[TSTIL] Sandboxes

[ This is a part of "The Software That I Love", a series of posts about Software that I created or had a small part in ]

2014 - Sandboxes

Derek had a dream for the Mendix trial and he kept talking about it. Sandboxes. You could already try Mendix for free, create an app and run it on your own PC. But you couldn't share your apps to your colleagues. We needed a trial environment in the cloud. Derek was an excellent CEO because he had a clear vision which he kept repeating. He said what users needed and didn't micromanage the solutions. For all I know the higher-ups might have experienced a different side of him, but being at the bottom of the food chain this was my perspective. I have tremendous respect for him.

We could not have thousands of free apps running on our infrastructure, costs would go through the roof. Serverless didn't exist and the Mendix runtime was quite heavy. The only remaining solution was what Heroku did: stop the app when not active and resume it when traffic came in. I had learned a lot while building the Mendix Cloud and during the interview process at Facebook. Armed with this knowledge and Derek's vision, I had a spark and realized how we could copy Heroku's feature. We could send nginx traffic to a mini app that would start up the main app. When started we would rewrite the nginx config to send traffic back to the main app and trigger a reload. I spent the weekend thinking and tinkering, and at the end I had a prototype of an app that could be resumed when traffic came in. Stephanie didn't see much of me that weekend. It was awesome.

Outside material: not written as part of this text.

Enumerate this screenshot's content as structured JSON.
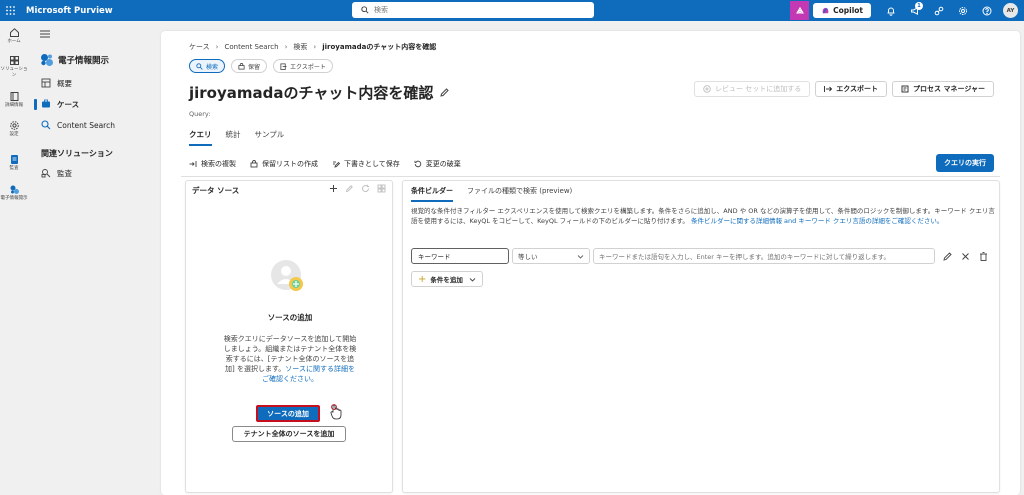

On Monday I was like an overly enthusiastic kid and told everyone that we had the final building block for a solution. Somehow it got on the roadmap. I had no idea how that roadmap process worked, to me it was all energy, inspiration and magic. Actually that building block was just one tiny step for the Sandboxes release. Because it was the only "magic" part I focused on that, but there was so much more. We still needed:
  • Cloud infrastructure that could support dynamic re-assignment of apps to virtual machines.
  • A "last request" counter in the runtime.
  • A deploy button in the Desktop Modeler.
  • A "your app is resuming" page.
  • A runtime license for the free apps.
  • An SSO service for inviting your colleagues.
  • MxBuild, a cloud based compiler for the apps (not sure why it was needed, but we did build it around this time).
The MxBuild project was interesting, Benny and I had built it on a research day once, and it was the best pair programming experience I've ever had. He was building the Mono executable, and I built the python code that called it. For some reason we were so well attuned to each other, that we would see the other side of the API being typed on the other person's screen, and typed the other side on our own screen. An error popped up on my PC and Benny would fix it on his without a word. With hardly any explicit communication the entire thing just spontaneously came into existence. Two minds working as one, it was really beautiful.

But back to the sandboxes release. We also needed more hardware! The co-location data center in Amsterdam was getting full so we needed to add a couple more servers with a lot of memory. For that we needed the CFO to sign off on a couple $100k in infrastructure costs. That was difficult because we knew we were going to the Cloud soon. Derek had been saying it for years. Why did we need more money now for hardware? Well, the "real cloud' would not be ready for about two more years. Thanks to Hans' and Pim's engineering we had a super cost efficient infrastructure in co-location DCs. Bert (the Head of Finance) asked us some questions and explained some financial models to us, that was enlightening. We figured this was actually a great investment and AWS was going to be very expensive. Oh well. It would still be making us money.

It's pretty cool how we engineered this mega feature with effort from so many R&D teams. IIRC the launch went great, but quite quickly the VMs we used were filling up. Within a month or two I needed to hack a script to delete unused sandboxes. We kept doing that until the launch of Free Apps, about a year later. The infrastructure behind Sandboxes was a stopgap solution until we had Mendix Cloud v4.